Will LeivenbergFeatured ColumnistMay 12, 2013

The last time Tiger Woods won four times before June 1, he went on to win four major championships in a row from 2000-2001.

Luckily for Woods, Sergio Garcia self-destructed on the 17th hole and gave up six shots on his final two holes, delivering Woods his fourth title of 2013 with the Players Championship at TPC Sawgrass Sunday.

Woods (-13) captured his 78th career victory and second Players Championship (2001). After cruising through his front nine Sunday, Woods had a gut check at the 14th hole when he dunked his tee shot in the water hazard. That opened the door for a host of players, but all of them struggled to rise to the occasion.

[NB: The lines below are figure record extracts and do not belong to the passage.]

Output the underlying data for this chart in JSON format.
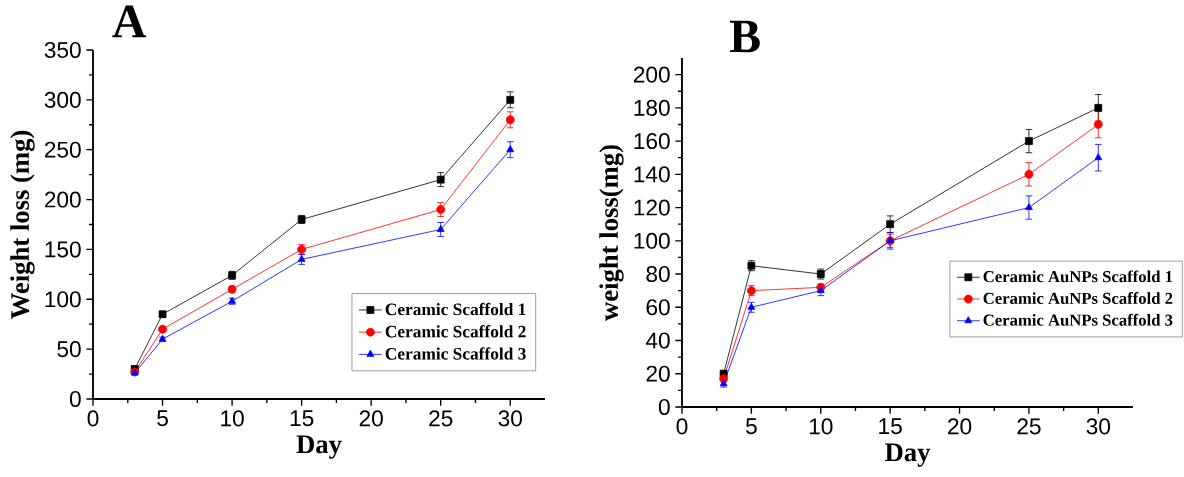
{
  "chart_data": [
    {
      "type": "line",
      "title": "A",
      "xlabel": "Day",
      "ylabel": "Weight loss (mg)",
      "x": [
        3,
        5,
        10,
        15,
        25,
        30
      ],
      "xlim": [
        0,
        32.5
      ],
      "ylim": [
        0,
        350
      ],
      "xticks": [
        0,
        5,
        10,
        15,
        20,
        25,
        30
      ],
      "yticks": [
        0,
        50,
        100,
        150,
        200,
        250,
        300,
        350
      ],
      "legend": "bottom right",
      "grid": false,
      "line_style": "solid",
      "series": [
        {
          "name": "Ceramic Scaffold 1",
          "color": "#000000",
          "marker": "square",
          "values": [
            30,
            85,
            124,
            180,
            220,
            300
          ],
          "errors": [
            3,
            2,
            4,
            4,
            7,
            8
          ]
        },
        {
          "name": "Ceramic Scaffold 2",
          "color": "#ff0000",
          "marker": "circle",
          "values": [
            27,
            70,
            110,
            150,
            190,
            280
          ],
          "errors": [
            2,
            2,
            3,
            5,
            7,
            8
          ]
        },
        {
          "name": "Ceramic Scaffold 3",
          "color": "#0000ff",
          "marker": "triangle",
          "values": [
            26,
            60,
            98,
            140,
            170,
            250
          ],
          "errors": [
            null,
            2,
            3,
            5,
            7,
            8
          ]
        }
      ]
    },
    {
      "type": "line",
      "title": "B",
      "xlabel": "Day",
      "ylabel": "weight loss(mg)",
      "x": [
        3,
        5,
        10,
        15,
        25,
        30
      ],
      "xlim": [
        0,
        32.5
      ],
      "ylim": [
        0,
        210
      ],
      "xticks": [
        0,
        5,
        10,
        15,
        20,
        25,
        30
      ],
      "yticks": [
        0,
        20,
        40,
        60,
        80,
        100,
        120,
        140,
        160,
        180,
        200
      ],
      "legend": "right",
      "grid": false,
      "line_style": "solid",
      "series": [
        {
          "name": "Ceramic AuNPs Scaffold 1",
          "color": "#000000",
          "marker": "square",
          "values": [
            20,
            85,
            80,
            110,
            160,
            180
          ],
          "errors": [
            2,
            3,
            3,
            5,
            7,
            8
          ]
        },
        {
          "name": "Ceramic AuNPs Scaffold 2",
          "color": "#ff0000",
          "marker": "circle",
          "values": [
            17,
            70,
            72,
            100,
            140,
            170
          ],
          "errors": [
            2,
            3,
            2,
            4,
            7,
            8
          ]
        },
        {
          "name": "Ceramic AuNPs Scaffold 3",
          "color": "#0000ff",
          "marker": "triangle",
          "values": [
            14,
            60,
            70,
            100,
            120,
            150
          ],
          "errors": [
            2,
            3,
            3,
            5,
            7,
            8
          ]
        }
      ]
    }
  ]
}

David Lingmerth (-11), the 25-year-old Swede, put up a valiant effort, but after a slow start, he would fall just a couple of strokes short of Tiger. The 49-year-old Jeff Maggert (-11) was making a run for the title, but he came up short at the treacherous par-three 17th hole, where he found the water.

Sergio Garcia (-7) was in the thick of it and playing with poise all day, showing some surprising touch on the greens. But he too put two consecutive shots in the water at the 17th, eliminating his chances of a second Players Championship (2008 champion).

Unfortunately for Garcia—whose rift with Tiger just the day before spread like wildfire across the golf world—the Spaniard's yet to overcome his battle with coping under pressure.

Woods definitely didn't mind.

The world No.1 also ranks No. 1 in putting this year on Tour. Woods' miraculous short game has been the deciding factor in his resurgence. When you pair his elite touch on the greens with his precision with his irons (ranking third in the field in greens in regulation this week) Woods is a deadly competitor.

Woods is now 53-4 when entering the final round with a share of the lead. Not too shabby.

The 17th hole once again was the most difficult and meaningful test at TPC Sawgrass. If the island green wasn't intimidating enough, swirling winds tend to pick up late in the afternoon. That creates an even more grueling challenge, complicating yardages and shaking the confidence among even the world's best.

After the rift between Tiger Woods and Sergio Garcia exploded in the third round of the Players Championship, the likelihood of a playoff became all the more juicy. But Sergio did just about everything in his power to ruin his chances.

Woods now has won four of his last seven tournaments this season and undeniably will be the favorite heading into the U.S. Open beginning June 13 at Merion Golf Club in Pennsylvania.